Flo, die schon zum Einlenken bereit gewesen war, wurde erneut wütend. »Ich hoffe, Sie wollen mich nicht für das Benehmen Ihrer Tiere verantwortlich machen.«

»Gott bewahre!«, entgegnete er, und seine grünen Augen funkelten. »Ja, wir werden diese wilden Stiere vorsichtshalber gleich allesamt schlachten lassen, oder nicht, Hugo?« Er fasste nach Snowy, doch der Hund fletschte unerklärlicherweise die Zähne.

»Nimm du ihn, Hugo. Mein Bruder Hugo hat nämlich ein Händchen für Tiere.«

Hugo griff nach dem Hund, der sich zu Flos Überraschung in seine Arme schmiegte wie ein Lamm. »Dafür hat mein Bruder Adam ein Händchen für …«

»Vielen Dank, Hugo«, fiel ihm der blonde Adonis ins Wort. Er klatschte in die Hände, und die Tiere zerstreuten sich in alle vier Ecken des Feldes. »Kommen Sie, ich helfe Ihnen herunter.« Adam streckte die Arme aus, um sie aufzufangen, und Flo versuchte, sich anmutig hineingleiten zu lassen. Dabei klaffte ihr Regenmantel plötzlich auf und enthüllte das, was Flo in ihrer Panik und Wut vergessen hatte: nämlich, dass sie darunter nichts weiter anhatte als Turnschuhe und ein Höschen mit Leopardenmuster.

Adam grinste nur. Hugo wandte diskret den Kopf ab und tätschelte Snowy. Dann wechselte er einen Blick mit seinem Bruder. »Offenbar zieht man sich in London anders an.«

Flo trat die Flucht nach vorn an, indem sie so tat, als sei ihr Aufzug völlig normal.

»Wie kommen Sie darauf, dass ich aus London stamme?«, wollte sie wissen.
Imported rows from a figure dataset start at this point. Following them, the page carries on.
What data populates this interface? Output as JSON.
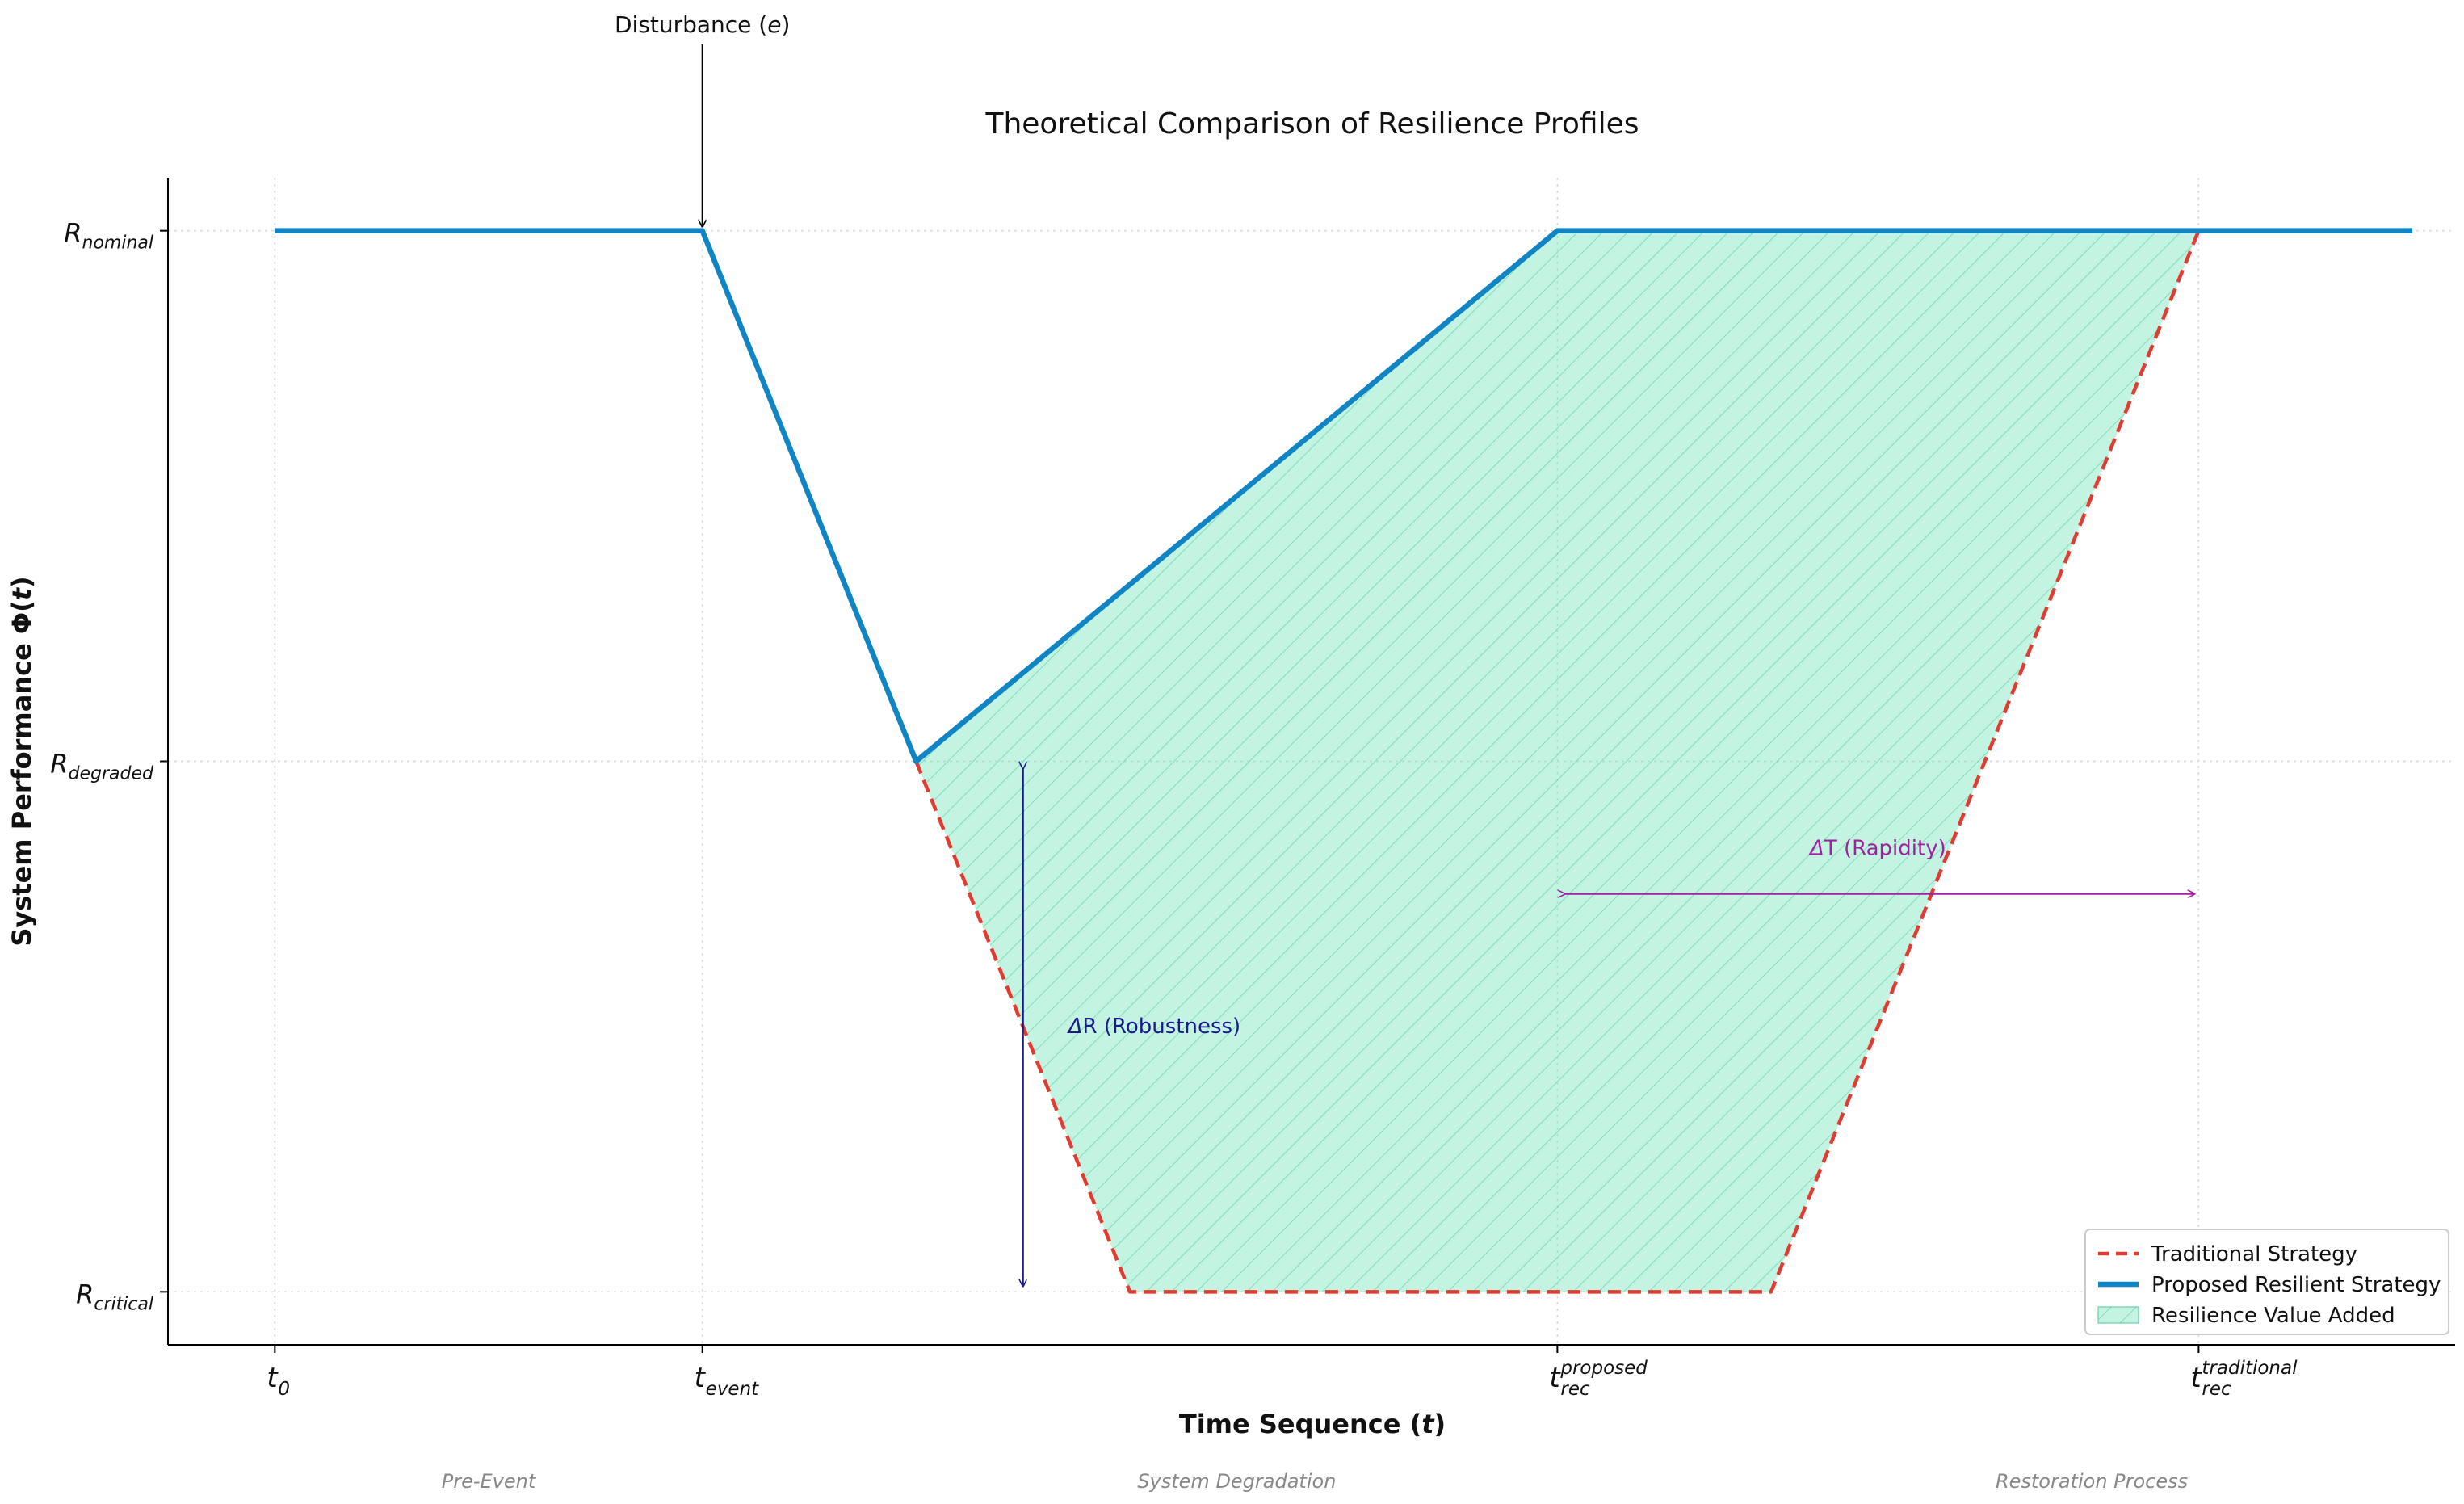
{
  "chart_data": {
    "type": "line",
    "title": "Theoretical Comparison of Resilience Profiles",
    "xlabel": {
      "text": "Time Sequence (",
      "var": "t",
      "close": ")"
    },
    "ylabel": {
      "text": "System Performance Φ(",
      "var": "t",
      "close": ")"
    },
    "grid": true,
    "xlim": [
      -0.5,
      10.2
    ],
    "ylim": [
      -0.1,
      2.1
    ],
    "yticks": [
      {
        "value": 2,
        "base": "R",
        "sub": "nominal"
      },
      {
        "value": 1,
        "base": "R",
        "sub": "degraded"
      },
      {
        "value": 0,
        "base": "R",
        "sub": "critical"
      }
    ],
    "xticks": [
      {
        "value": 0,
        "base": "t",
        "sub": "0",
        "sup": ""
      },
      {
        "value": 2,
        "base": "t",
        "sub": "event",
        "sup": ""
      },
      {
        "value": 6,
        "base": "t",
        "sub": "rec",
        "sup": "proposed"
      },
      {
        "value": 9,
        "base": "t",
        "sub": "rec",
        "sup": "traditional"
      }
    ],
    "series": [
      {
        "name": "Traditional Strategy",
        "color": "#e03c31",
        "style": "dashed",
        "x": [
          3,
          4,
          7,
          9,
          10
        ],
        "y": [
          1,
          0,
          0,
          2,
          2
        ]
      },
      {
        "name": "Proposed Resilient Strategy",
        "color": "#1184c4",
        "style": "solid",
        "x": [
          0,
          2,
          3,
          6,
          10
        ],
        "y": [
          2,
          2,
          1,
          2,
          2
        ]
      }
    ],
    "fill": {
      "name": "Resilience Value Added",
      "color": "#6fe3b8",
      "hatch": true
    },
    "annotations": {
      "disturbance": {
        "text": "Disturbance (",
        "var": "e",
        "close": ")",
        "x": 2,
        "y": 2
      },
      "robustness": {
        "text": "R (Robustness)",
        "x": 3.5,
        "y_from": 1,
        "y_to": 0,
        "color": "#1a1a8c"
      },
      "rapidity": {
        "text": "T (Rapidity)",
        "x_from": 6,
        "x_to": 9,
        "y": 0.75,
        "color": "#a020a0"
      }
    },
    "phases": [
      {
        "label": "Pre-Event",
        "x": 1
      },
      {
        "label": "System Degradation",
        "x": 4.5
      },
      {
        "label": "Restoration Process",
        "x": 8.5
      }
    ],
    "legend": {
      "position": "lower-right",
      "entries": [
        "Traditional Strategy",
        "Proposed Resilient Strategy",
        "Resilience Value Added"
      ]
    }
  }
}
Hugo reichte ihr eine Hand, um ihr über einen gigantischen Kuhfladen zu helfen. »Nur eine vage Vermutung«, sagte er und zuckte die Achseln. »Einfach weil die meisten Mädchen hier aus der Gegend Kleider tragen.«

»Hugo, wo sind denn deine Manieren?«, schalt ihn Adam unvermittelt. »Wir sollten uns erst einmal vorstellen. Ich bin Adam Moreton, und das ist mein vernünftiger Bruder Hugo. Wir betreiben zusammen mit unserem Onkel in Maiden Moreton eine Landwirtschaft. Dieses Feld steht zum Verkauf. Wir haben es nur gerade begutachtet.«

»Genau wie jeder andere Bauer im Umkreis«, fügte Hugo hinzu.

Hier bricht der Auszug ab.